Well here is little Branko riding the bus, on his first birthday no less! This was an especially bad day for us; our roof was being fixed, so no nap. He also barely ate anything that day. It was hot. He refused to go in the stroller, so I used a carrier. Soon enough, the carrier wasn’t any good, as I assume it simply turned into sandpaper or hot forks, so in my arms he stayed, for most of the day. A well-deserved dose of pediatric Advil was on the menu that evening.
We have never had trouble getting Branko to eat. He eats a ton. He likes most food, though he is going through a picky 18-month developmental thing right now, so eating is a bit more difficult. But overall, no complaints. The mysterious part is that he cannot seem to gain weight. He had a growth spurt when he was first born, so we were pretty lucky there, and then another when he got into solid foods at 5-6 months. Other than that, every pediatrician appointment is usually anxiety-inducing. I have had to disappear during the weigh-ins, leaving Branko with my husband, to collect myself in the washroom and breathe into a brown paper bag just like in the movies. I have now lowered my expectations to the point where if he hasn’t LOST weight, I’m happy.

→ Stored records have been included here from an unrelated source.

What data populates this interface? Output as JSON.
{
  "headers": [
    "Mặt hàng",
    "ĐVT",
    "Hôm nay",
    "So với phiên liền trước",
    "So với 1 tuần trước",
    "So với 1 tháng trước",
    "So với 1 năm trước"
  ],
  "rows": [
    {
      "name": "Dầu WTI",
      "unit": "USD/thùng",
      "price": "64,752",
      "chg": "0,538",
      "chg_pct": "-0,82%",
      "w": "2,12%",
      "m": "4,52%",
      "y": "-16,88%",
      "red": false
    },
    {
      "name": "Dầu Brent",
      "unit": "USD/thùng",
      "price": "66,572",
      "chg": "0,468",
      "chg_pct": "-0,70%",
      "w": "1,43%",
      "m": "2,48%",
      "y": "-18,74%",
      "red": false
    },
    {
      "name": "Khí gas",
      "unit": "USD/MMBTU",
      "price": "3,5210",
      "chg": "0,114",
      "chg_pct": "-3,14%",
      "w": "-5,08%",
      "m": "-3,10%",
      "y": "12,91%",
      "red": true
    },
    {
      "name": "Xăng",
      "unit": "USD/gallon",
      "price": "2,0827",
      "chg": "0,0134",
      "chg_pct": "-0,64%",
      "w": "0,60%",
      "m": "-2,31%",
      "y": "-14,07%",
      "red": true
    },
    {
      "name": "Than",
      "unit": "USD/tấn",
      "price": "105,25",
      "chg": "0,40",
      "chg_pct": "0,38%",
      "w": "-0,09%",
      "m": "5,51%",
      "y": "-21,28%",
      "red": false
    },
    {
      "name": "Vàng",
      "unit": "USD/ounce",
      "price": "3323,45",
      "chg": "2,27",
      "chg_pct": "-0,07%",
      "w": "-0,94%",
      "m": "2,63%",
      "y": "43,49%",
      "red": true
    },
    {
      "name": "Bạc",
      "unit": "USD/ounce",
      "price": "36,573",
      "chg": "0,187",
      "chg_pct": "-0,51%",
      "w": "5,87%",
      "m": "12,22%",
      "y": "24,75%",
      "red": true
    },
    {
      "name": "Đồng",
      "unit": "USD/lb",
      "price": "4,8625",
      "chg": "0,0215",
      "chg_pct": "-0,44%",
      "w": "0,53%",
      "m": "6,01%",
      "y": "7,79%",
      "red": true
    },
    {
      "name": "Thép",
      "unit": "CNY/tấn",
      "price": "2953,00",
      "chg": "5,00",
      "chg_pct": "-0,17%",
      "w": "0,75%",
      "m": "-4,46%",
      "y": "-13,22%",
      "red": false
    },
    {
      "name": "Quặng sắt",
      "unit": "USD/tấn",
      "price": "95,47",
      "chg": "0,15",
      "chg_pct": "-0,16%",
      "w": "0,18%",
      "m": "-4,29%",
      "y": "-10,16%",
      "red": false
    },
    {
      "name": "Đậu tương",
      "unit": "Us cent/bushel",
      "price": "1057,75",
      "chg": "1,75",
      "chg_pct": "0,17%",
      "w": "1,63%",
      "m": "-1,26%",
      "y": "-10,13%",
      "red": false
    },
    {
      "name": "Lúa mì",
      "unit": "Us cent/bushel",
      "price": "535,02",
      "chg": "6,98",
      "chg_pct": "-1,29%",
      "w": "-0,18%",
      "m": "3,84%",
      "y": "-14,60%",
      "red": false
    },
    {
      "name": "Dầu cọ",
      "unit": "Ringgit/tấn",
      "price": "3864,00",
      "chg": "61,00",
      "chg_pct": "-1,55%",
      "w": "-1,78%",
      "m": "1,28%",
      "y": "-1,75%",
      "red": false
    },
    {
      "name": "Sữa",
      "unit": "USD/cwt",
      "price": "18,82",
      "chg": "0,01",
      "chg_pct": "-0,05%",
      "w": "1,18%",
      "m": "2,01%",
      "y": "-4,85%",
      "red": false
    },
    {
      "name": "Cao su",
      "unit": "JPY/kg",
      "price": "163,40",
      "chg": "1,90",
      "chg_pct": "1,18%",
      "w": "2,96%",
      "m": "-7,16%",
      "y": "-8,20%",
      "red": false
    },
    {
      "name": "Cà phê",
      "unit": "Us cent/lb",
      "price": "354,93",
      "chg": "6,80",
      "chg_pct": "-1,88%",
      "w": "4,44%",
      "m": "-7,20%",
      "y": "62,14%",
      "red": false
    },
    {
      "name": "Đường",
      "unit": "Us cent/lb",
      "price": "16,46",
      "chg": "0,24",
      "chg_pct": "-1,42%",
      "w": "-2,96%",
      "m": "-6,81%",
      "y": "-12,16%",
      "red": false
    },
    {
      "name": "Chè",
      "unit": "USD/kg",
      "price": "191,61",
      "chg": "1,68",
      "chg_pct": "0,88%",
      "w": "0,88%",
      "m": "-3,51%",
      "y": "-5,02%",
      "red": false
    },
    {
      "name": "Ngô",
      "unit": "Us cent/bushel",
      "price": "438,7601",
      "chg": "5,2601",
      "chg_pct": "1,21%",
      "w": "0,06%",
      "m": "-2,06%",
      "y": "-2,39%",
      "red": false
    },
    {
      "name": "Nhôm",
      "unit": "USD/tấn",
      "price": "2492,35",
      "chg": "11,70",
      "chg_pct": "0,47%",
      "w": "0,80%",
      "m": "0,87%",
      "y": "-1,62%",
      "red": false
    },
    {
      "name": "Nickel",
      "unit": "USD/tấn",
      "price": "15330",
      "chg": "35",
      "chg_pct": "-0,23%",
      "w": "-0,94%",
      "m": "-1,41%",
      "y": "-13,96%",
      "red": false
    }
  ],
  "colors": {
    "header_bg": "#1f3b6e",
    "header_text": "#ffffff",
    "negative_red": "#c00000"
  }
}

It’s very hard. I have had strangers comment on his size or make grimacing faces when I disclose his age. I have had acquaintances make sly suggestions on what other foods I should be feeding him. I have had people say, “Let me take him home. I’ll fatten him up!” Cause, yeah, I hadn’t thought of actually FEEDING the boy. Yes, everyone, I HAVE been researching fatty, nutritious foods to the brink of obsession. And yes, I’ve googled ‘baby solid food weigh gain‘ or ‘baby can’t gain weight’ probably 400 times in the past year. And yes, I think I’ve tried everything I can possibly try to get him to pack on the pounds. I am just starting to get over this strange compulsion to actually apologize for his size. I am now beginning to realize how super fucked-up that is. But that was me. Apologizing. SORRY, WORLD: MY BABY IS NOT CHUBBY. –> (that was me, like 6 months ago, in case you weren’t following)
The only thing that would make me feel better about this is if he would just fatten up ever so slightly. Have another small growth spurt, I dare you! In the meantime, I take solace in the few internet mommy blogs and Pinterest boards that discuss failure to gain weight, especially if it’s alongside a health concern. Not that I’m happy to hear about other sick babies… but it’s nice to not feel completely alone with this problem every second of the day.